Nestled amid the beautiful Cotswolds, this castle was once the home of Katherine Parr, wife of Henry VIII; her body is buried in the castle church. Sudeley also played an important role in the Civil War. Today, the castle is the home of the Dent Brocklehurst family and houses many paintings by Turner, Constable, Van Dyck and Rubens as well as fine furniture. The expansive grounds comprise splendid gardens, an adventure playground, picnic area and a wildfowl sanctuary. An audio tour of the castle is available and there is an exhibition center and restaurant. Wheelchair access is applicable only in certain areas, so do inquire before vising the castle.
Built between 1618 and 1635 by Sir Thomas Holte, this fine Jacobean mansion is one of Birmingham's crown jewels. The house was used to harbor King Charles I for a short time during the Civil War, and the Great Stairs still bear scars left behind by cannon fire. Although changes were made to the Hall during the 17th and 18th Centuries, it remains largely Jacobean in style. Today, Aston Hall serves as an educational working museum and it has its own schools' liaison team. Over 20 rooms have been opened to the public, and it also hosts magical candle-lit guided tours every December. Managed by the Birmingham Museums Trust, Aston Hall shelters decadent rooms ornamented with splendid furniture, textiles and metalwork. It is also embellished with a spectacular elongated gallery. Skirted by a verdant, rolling park, this gargantuan, red-brick mansion is a magnificent remnant of the 17th-century regality.
This unique house was built for residential purposes in 1878 by George Alfred Haden Haden-Best. The house is located along with the previously constructed Haden Hall in a 55 acre (22.26 hectares) estate and was bought over for public subscription.
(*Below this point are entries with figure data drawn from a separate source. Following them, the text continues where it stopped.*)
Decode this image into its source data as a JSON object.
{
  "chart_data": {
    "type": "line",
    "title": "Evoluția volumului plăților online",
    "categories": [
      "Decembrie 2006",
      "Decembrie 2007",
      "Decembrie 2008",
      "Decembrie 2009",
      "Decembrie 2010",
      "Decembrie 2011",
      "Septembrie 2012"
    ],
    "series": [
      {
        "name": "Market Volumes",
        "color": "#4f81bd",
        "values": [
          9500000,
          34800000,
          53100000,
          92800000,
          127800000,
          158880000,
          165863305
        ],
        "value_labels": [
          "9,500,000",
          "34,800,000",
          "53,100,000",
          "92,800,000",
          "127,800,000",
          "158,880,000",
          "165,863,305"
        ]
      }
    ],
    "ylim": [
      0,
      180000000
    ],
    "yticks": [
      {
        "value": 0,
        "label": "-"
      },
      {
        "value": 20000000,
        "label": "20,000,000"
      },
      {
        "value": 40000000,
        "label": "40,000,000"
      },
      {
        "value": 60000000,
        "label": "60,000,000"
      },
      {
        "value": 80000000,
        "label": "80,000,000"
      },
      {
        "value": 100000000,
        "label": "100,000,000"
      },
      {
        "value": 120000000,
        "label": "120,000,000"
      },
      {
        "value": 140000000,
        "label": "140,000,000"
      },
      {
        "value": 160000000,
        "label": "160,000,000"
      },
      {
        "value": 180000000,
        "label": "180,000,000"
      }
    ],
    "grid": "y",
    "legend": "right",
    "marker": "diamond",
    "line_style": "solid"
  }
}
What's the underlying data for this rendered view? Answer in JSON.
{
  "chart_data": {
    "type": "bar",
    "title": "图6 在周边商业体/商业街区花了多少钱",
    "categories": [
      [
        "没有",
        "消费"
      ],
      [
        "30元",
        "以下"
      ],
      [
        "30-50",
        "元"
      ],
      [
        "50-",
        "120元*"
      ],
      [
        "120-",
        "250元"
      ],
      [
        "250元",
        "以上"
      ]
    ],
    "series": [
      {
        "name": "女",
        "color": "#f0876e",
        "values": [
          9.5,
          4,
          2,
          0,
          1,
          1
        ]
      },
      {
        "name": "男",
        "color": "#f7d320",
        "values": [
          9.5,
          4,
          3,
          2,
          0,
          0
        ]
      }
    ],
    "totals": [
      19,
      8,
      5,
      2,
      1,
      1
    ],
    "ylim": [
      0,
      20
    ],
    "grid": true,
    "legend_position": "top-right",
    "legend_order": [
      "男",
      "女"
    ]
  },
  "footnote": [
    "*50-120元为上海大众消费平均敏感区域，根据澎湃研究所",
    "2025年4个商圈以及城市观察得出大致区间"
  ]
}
The estate is now used as a park for the public and the Haden Hill House has been converted into a small museum. This museum attracts a large amount of visitors with its list of programs and activities for all ages. The house is designed in a Victorian style and houses many Victorian objects. The museum has special services to aid school visits and holds many interesting activities for school children. The Oak House inside the house is also rented out for private events, most prominently weddings. This glorious house is a much-loved place to visit in the locality.
Cheltenham rose to fame as a spa town, after it was visited by King George III and Queen Charlotte when mineral waters were discovered at this site. After a few years, a local landowner Joseph Pitt constructed the Pittville Pump Room which served as the largest spa building of the town. Built on the lines of a Greek temple, this archaic edifice houses the original pump comprising marble and scagliola. The stunning Regency architecture of the building, along with its tastefully decorated interiors make it a pride of the town. The Pittville Pump Room is managed by the town council who have transformed this place into a heritage site and a thriving events center. The venue is buzzing with private and corporate events all year round. The Pittville Pump Room is also a venue for the Cheltenham Folk and Music festivals.